Сел он по правую руку от воеводы, но Леонтий Степанович, не садясь, попросил его занять место в красном углу, а сам порывался сесть рядом.

Инок ли, поп ли только рукой махнул от докуки и плеснул себе в стеклянный штоф немного вина из стоявшей поблизости немецкой посудины. Пригубил и, сморщившись, оставшееся вино из штофа выплеснул под стол.

Леонтий Степанович сам быстро схватил серебряный, кованный кизилбашскими мастерами кувшинчик, бережно налил старого ренского, кое никому не наливал, кроме себя самого.

Гость выпил молча, похрустел малосольным огурчиком. Сказал тихо, но все расслышали:

— Вели гостям ночевать идти. Хочу с тобой говорить, Леонтий Степанович.

Воевода и слова произнести не успел — все гости, от немалого изумления онемев, выкатились за дверь.

После того как провел Тимофей первую ночь у воеводы, Соломонида сердцем почуяла недоброе. И всякий раз, как приходил он при звездах, вздыхала громко или тихо плакала. Тимофей от этого плача места себе найти не мог — бежал из избы вон. Соломонида все хотела с сыном о его делах поговорить, но Тимофей сторожился, молчал, от разговора уходил.

На троицу пошли они на кладбище помянуть отца и мужа. На кладбище — голом, безлесном — было людно и шумно. Много посадских пришло сюда помянуть ближних, а каковы поминки без вина? А где вино — там и ссора.

Недобрыми взглядами провожали люди Анкудиновых. «Ведьма и тать — сыночек да мать!» — выкрикнул кто-то, как только вошли они на кладбище. Вздрогнул Тимофей, будто по лицу его ударили, посмотрел туда, откуда донеслись обидные слова. Мужики и бабы сидели тихо, смотрели простодушно, улыбались ласково.

Чувствуя взоры их меж лопатками, опустился Тимофей на могилу отца, бережно посадил мать рядом с собою.

Соломонида, понурившись, сказала:

— А ведь они еще раз нас пожгут, топорами посекут — дай им только волю.

— Эх, мама, знали бы они все, что я знаю, — в тон ей шепотом ответил Тимоша.

И Соломонида, почувствовав, что настал момент, коего ждет она уже не один день, ответила:

— А если я, Тимоша, узнаю все, что знаешь ты, нешто присоветую тебе что худое? Али не оберегу тебя моим сердечным разумением?

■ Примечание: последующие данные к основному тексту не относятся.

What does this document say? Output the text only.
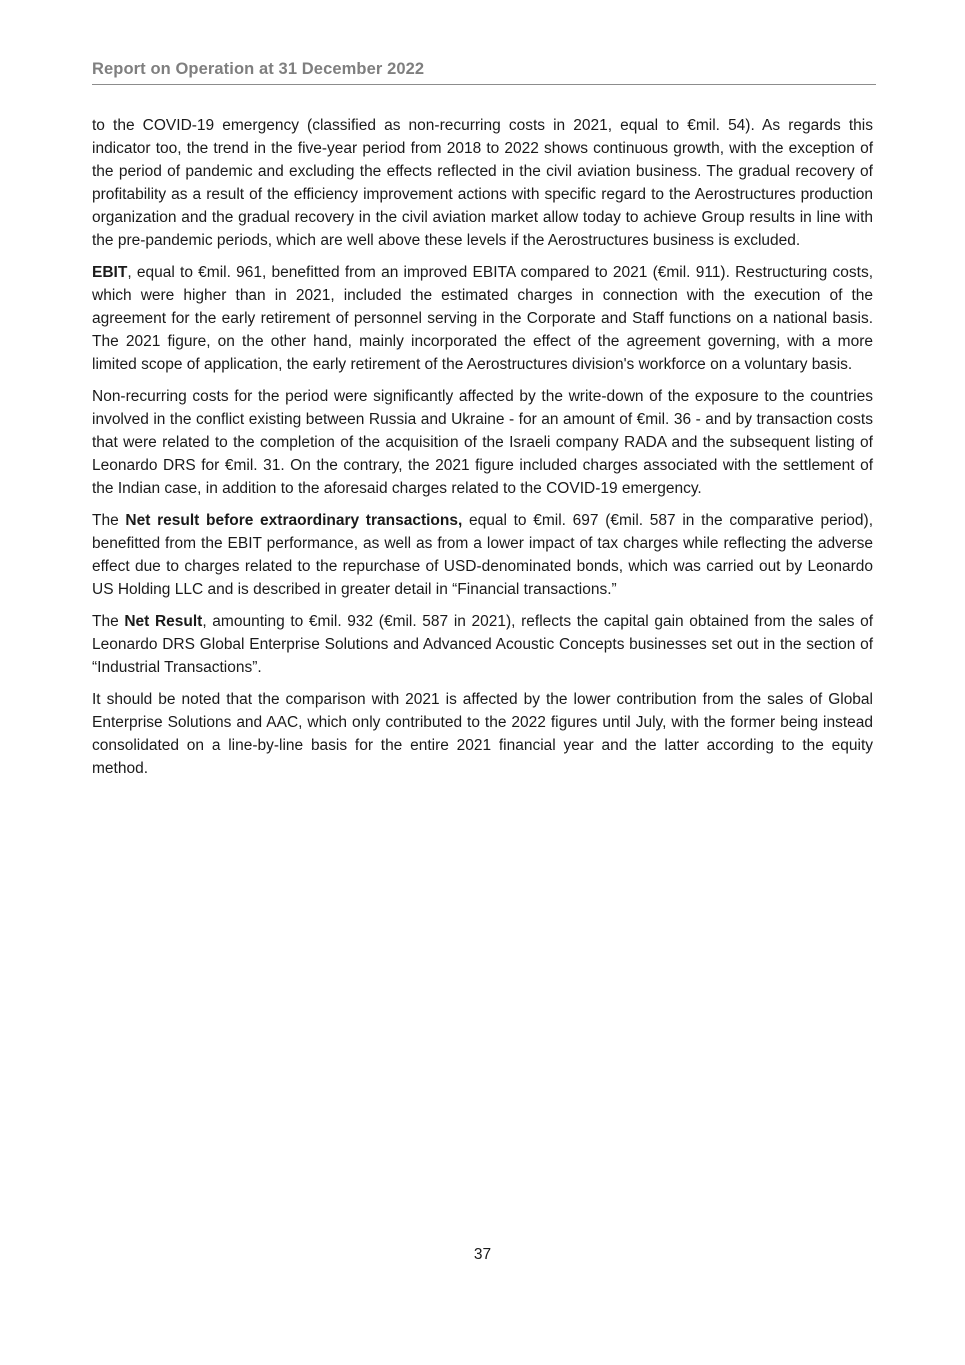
Report on Operation at 31 December 2022

to the COVID-19 emergency (classified as non-recurring costs in 2021, equal to €mil. 54). As regards this indicator too, the trend in the five-year period from 2018 to 2022 shows continuous growth, with the exception of the period of pandemic and excluding the effects reflected in the civil aviation business. The gradual recovery of profitability as a result of the efficiency improvement actions with specific regard to the Aerostructures production organization and the gradual recovery in the civil aviation market allow today to achieve Group results in line with the pre-pandemic periods, which are well above these levels if the Aerostructures business is excluded.

EBIT, equal to €mil. 961, benefitted from an improved EBITA compared to 2021 (€mil. 911). Restructuring costs, which were higher than in 2021, included the estimated charges in connection with the execution of the agreement for the early retirement of personnel serving in the Corporate and Staff functions on a national basis. The 2021 figure, on the other hand, mainly incorporated the effect of the agreement governing, with a more limited scope of application, the early retirement of the Aerostructures division's workforce on a voluntary basis.

Non-recurring costs for the period were significantly affected by the write-down of the exposure to the countries involved in the conflict existing between Russia and Ukraine - for an amount of €mil. 36 - and by transaction costs that were related to the completion of the acquisition of the Israeli company RADA and the subsequent listing of Leonardo DRS for €mil. 31. On the contrary, the 2021 figure included charges associated with the settlement of the Indian case, in addition to the aforesaid charges related to the COVID-19 emergency.

The Net result before extraordinary transactions, equal to €mil. 697 (€mil. 587 in the comparative period), benefitted from the EBIT performance, as well as from a lower impact of tax charges while reflecting the adverse effect due to charges related to the repurchase of USD-denominated bonds, which was carried out by Leonardo US Holding LLC and is described in greater detail in “Financial transactions.”

The Net Result, amounting to €mil. 932 (€mil. 587 in 2021), reflects the capital gain obtained from the sales of Leonardo DRS Global Enterprise Solutions and Advanced Acoustic Concepts businesses set out in the section of “Industrial Transactions”.

It should be noted that the comparison with 2021 is affected by the lower contribution from the sales of Global Enterprise Solutions and AAC, which only contributed to the 2022 figures until July, with the former being instead consolidated on a line-by-line basis for the entire 2021 financial year and the latter according to the equity method.

37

И Тимофей, торопясь и спотыкаясь, стал шепотом рассказывать матери обо всем: о Леонтии Степановиче, о его холопах, о ночных бдениях и о тайной науке острологикус. Мать слушала молча жаркий шепот сына и сидела бледная, закусив конец черного вдовьего плата.

— То недобро, сын, — сказала она. — Избу нашу сожгли ни за что. Нешто пощадят хотя бы и воеводу, если дознаются обо всем? А можно ли что-либо утаить в Вологде?

Мысль о том, что сыну ее грозит беда, что его в любую минуту могут забить за волхование и колдовство, не давала Соломониде покоя. И, промучившись неделю великими страхами, измыслила она дело мудрое — надумала исповедаться самому владыке.

Архиепископ принял ее в исповедальне — маленькой сумрачной горенке, пропахшей воском и ладаном. Встав на колени, Соломонида поцеловала большую мягкую руку владыки и заплакала.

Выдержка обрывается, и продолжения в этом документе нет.